Concept video
The concept is derived from the natural gestures used for
binocular device and the idea "A picture is worth a thousand
words". A picture depicts/ provides details of a context or
a scenario at one moment of time and stimulates a various
interpretations to the audience looking at them. Our thought
was to extend this idea by adding more details to the image, we
are doing this by adding more meta-data and digital information
of the past and present of the people, objects and surrounding
environment captured in the photograph.
Design Rationale
Everyone today have access to numerous amount of information,
and with each day new applications are built and launched, more
and more people are sharing data in the form of images, videos
and other mediums. With our concept, the information can be
clustered, organized and presented in a contextual way. We
foresee, the future interactive applications will present large data
sets to users, building digital libraries and embedding them into
contextual based applications could be a potential way leveraging
information to users.
Design & Prototyping Process
To create the desired prototype for the concept. We break down
the process into two parts. First, to create the interface for the
images and embed video time-lines to navigate and second,
to create binocular gesture programme to navigate (zoom-in &
Zoom-out) back and forth of the video.
We want the interface to be an image of several friends. Whenever
one friend's face is focused and the video of that friend will begin
to play. The video is a series of pictures this friend takes for the
last couple of months or years. The gesture will control whether
the video is playing forward or backward so we need to have
some indicators to indicate current playing status. To implement
this interface, we first find out a picture of many our friends taken
together last year.
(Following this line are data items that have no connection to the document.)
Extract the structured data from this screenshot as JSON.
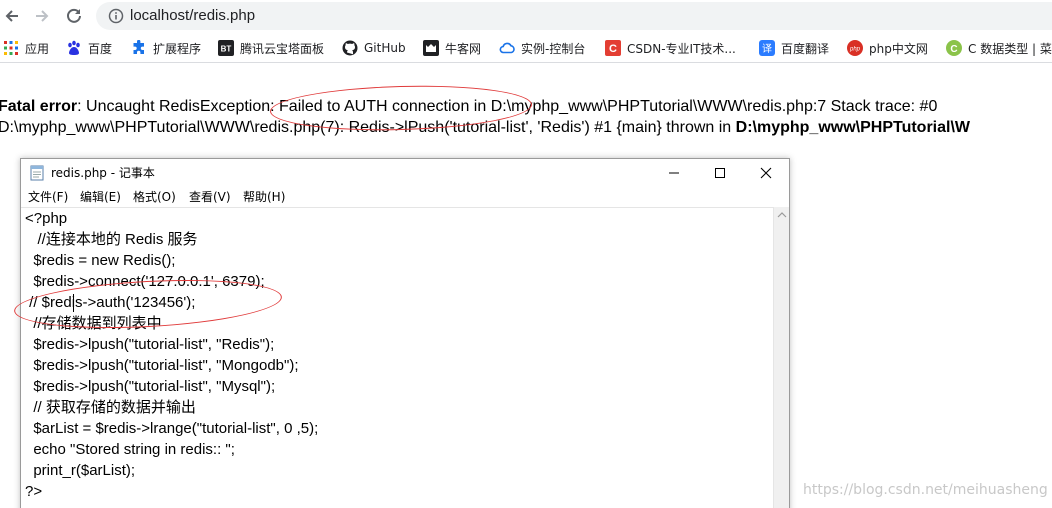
{
  "browser": {
    "url": "localhost/redis.php",
    "bookmarks": [
      {
        "label": "应用",
        "icon": "apps-grid-icon",
        "color": "#d93025"
      },
      {
        "label": "百度",
        "icon": "baidu-paw-icon",
        "color": "#2932e1"
      },
      {
        "label": "扩展程序",
        "icon": "puzzle-icon",
        "color": "#1a73e8"
      },
      {
        "label": "腾讯云宝塔面板",
        "icon": "bt-icon",
        "color": "#202124"
      },
      {
        "label": "GitHub",
        "icon": "github-icon",
        "color": "#202124"
      },
      {
        "label": "牛客网",
        "icon": "nowcoder-icon",
        "color": "#202124"
      },
      {
        "label": "实例-控制台",
        "icon": "cloud-icon",
        "color": "#1a73e8"
      },
      {
        "label": "CSDN-专业IT技术...",
        "icon": "csdn-icon",
        "color": "#e33e33"
      },
      {
        "label": "百度翻译",
        "icon": "translate-icon",
        "color": "#2b7cff"
      },
      {
        "label": "php中文网",
        "icon": "php-icon",
        "color": "#d93025"
      },
      {
        "label": "C 数据类型 | 菜",
        "icon": "runoob-icon",
        "color": "#8bc34a"
      }
    ]
  },
  "error": {
    "label": "Fatal error",
    "line1_rest": ": Uncaught RedisException: Failed to AUTH connection in D:\\myphp_www\\PHPTutorial\\WWW\\redis.php:7 Stack trace: #0",
    "line2_pre": "D:\\myphp_www\\PHPTutorial\\WWW\\redis.php(7): Redis->lPush('tutorial-list', 'Redis') #1 {main} thrown in ",
    "line2_bold": "D:\\myphp_www\\PHPTutorial\\W"
  },
  "notepad": {
    "title": "redis.php - 记事本",
    "menu": [
      "文件(F)",
      "编辑(E)",
      "格式(O)",
      "查看(V)",
      "帮助(H)"
    ],
    "lines": [
      "<?php",
      "   //连接本地的 Redis 服务",
      "  $redis = new Redis();",
      "  $redis->connect('127.0.0.1', 6379);",
      " // $redis->auth('123456');",
      "  //存储数据到列表中",
      "  $redis->lpush(\"tutorial-list\", \"Redis\");",
      "  $redis->lpush(\"tutorial-list\", \"Mongodb\");",
      "  $redis->lpush(\"tutorial-list\", \"Mysql\");",
      "  // 获取存储的数据并输出",
      "  $arList = $redis->lrange(\"tutorial-list\", 0 ,5);",
      "  echo \"Stored string in redis:: \";",
      "  print_r($arList);",
      "?>"
    ]
  },
  "watermark": "https://blog.csdn.net/meihuasheng",
  "colors": {
    "annotation": "#e03a3a",
    "omnibox": "#f1f3f4"
  }
}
We modified it in Photoshop.
To implement this interface, we first find out a picture of many our friends taken
together last year. We modified it in Photoshop.
Then we draw three circles on three friends' faces to define the detection area
(each circle with a diameter of 50).
When one of these areas are focused on, we used the processing movie library to play that friend's
video. Note: The video used are found from youtube.com and all videos are found online about
people keep taking pictures of themselves for a timespan of several months or years.
The playing status is indicated as a forward arrow or a backward arrow above the video area.